We finished off our lunch with chocolate pie and more coffee, considered having another slice and another cup but talked ourselves out of it, reminded by the fact that we had a job to do, a promise to keep, and we didn’t want to do it toting too much weight in our bellies.
Outside I took a peek in the garage. The reader was still sitting on the upturned Coke crate, engrossed in his book. I sort of hoped no one would want a tire changed or a manifold replaced. I’d hate to think such intense concentration might be broken. A car backfired out on the highway. The dedicated reader didn’t move. He didn’t bat an eye. I guess he was at the good part, where someone was about to put the arrow in the target.
Leonard came over and stood by me, said, “Come on, doofus. I been standing out by the truck waiting. Let’s roll.”
Following Marvin’s directions over to the place, we listened to some more music and sang along some more, this time with Willie Nelson. I thought I did a pretty good “Blue Eyes Crying in the Rain.” Leonard didn’t think so. We sang “In the Jailhouse Now,” which I thought might be a form of prophecy, considering what we were about to do.

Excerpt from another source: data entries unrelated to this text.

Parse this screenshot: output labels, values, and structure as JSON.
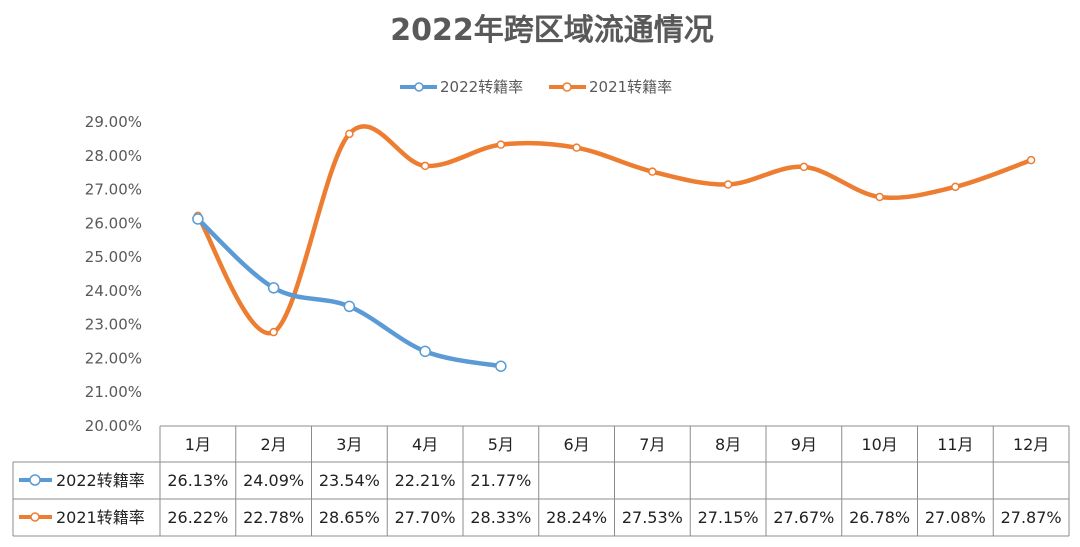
{
  "chart_data": {
    "type": "line",
    "title": "2022年跨区域流通情况",
    "categories": [
      "1月",
      "2月",
      "3月",
      "4月",
      "5月",
      "6月",
      "7月",
      "8月",
      "9月",
      "10月",
      "11月",
      "12月"
    ],
    "series": [
      {
        "name": "2022转籍率",
        "values": [
          26.13,
          24.09,
          23.54,
          22.21,
          21.77,
          null,
          null,
          null,
          null,
          null,
          null,
          null
        ],
        "labels": [
          "26.13%",
          "24.09%",
          "23.54%",
          "22.21%",
          "21.77%",
          "",
          "",
          "",
          "",
          "",
          "",
          ""
        ],
        "color": "#5B9BD5"
      },
      {
        "name": "2021转籍率",
        "values": [
          26.22,
          22.78,
          28.65,
          27.7,
          28.33,
          28.24,
          27.53,
          27.15,
          27.67,
          26.78,
          27.08,
          27.87
        ],
        "labels": [
          "26.22%",
          "22.78%",
          "28.65%",
          "27.70%",
          "28.33%",
          "28.24%",
          "27.53%",
          "27.15%",
          "27.67%",
          "26.78%",
          "27.08%",
          "27.87%"
        ],
        "color": "#ED7D31"
      }
    ],
    "ylim": [
      20,
      29
    ],
    "yticks": [
      "20.00%",
      "21.00%",
      "22.00%",
      "23.00%",
      "24.00%",
      "25.00%",
      "26.00%",
      "27.00%",
      "28.00%",
      "29.00%"
    ],
    "legend": "top",
    "data_table": true,
    "smooth": true
  }
}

Where we were going was kind of a peckerwood suburb, which was pretty much a clutch of fall-defoliated trees, some evergreen pines, a listing mobile home, and a dog hunched to drop a load in what passed
for a yard. The dog was medium-sized, dirty yellow, and looked like the last meal he’d eaten was what he was dropping. He was working so hard at dropping those turds, his eyes were damn near crossed, had the kind of concentration that made you consider he might be close to figuring out the problems of string theory. He didn’t look owned. Had the look of a freelance dog. Maybe there was something to be said for that.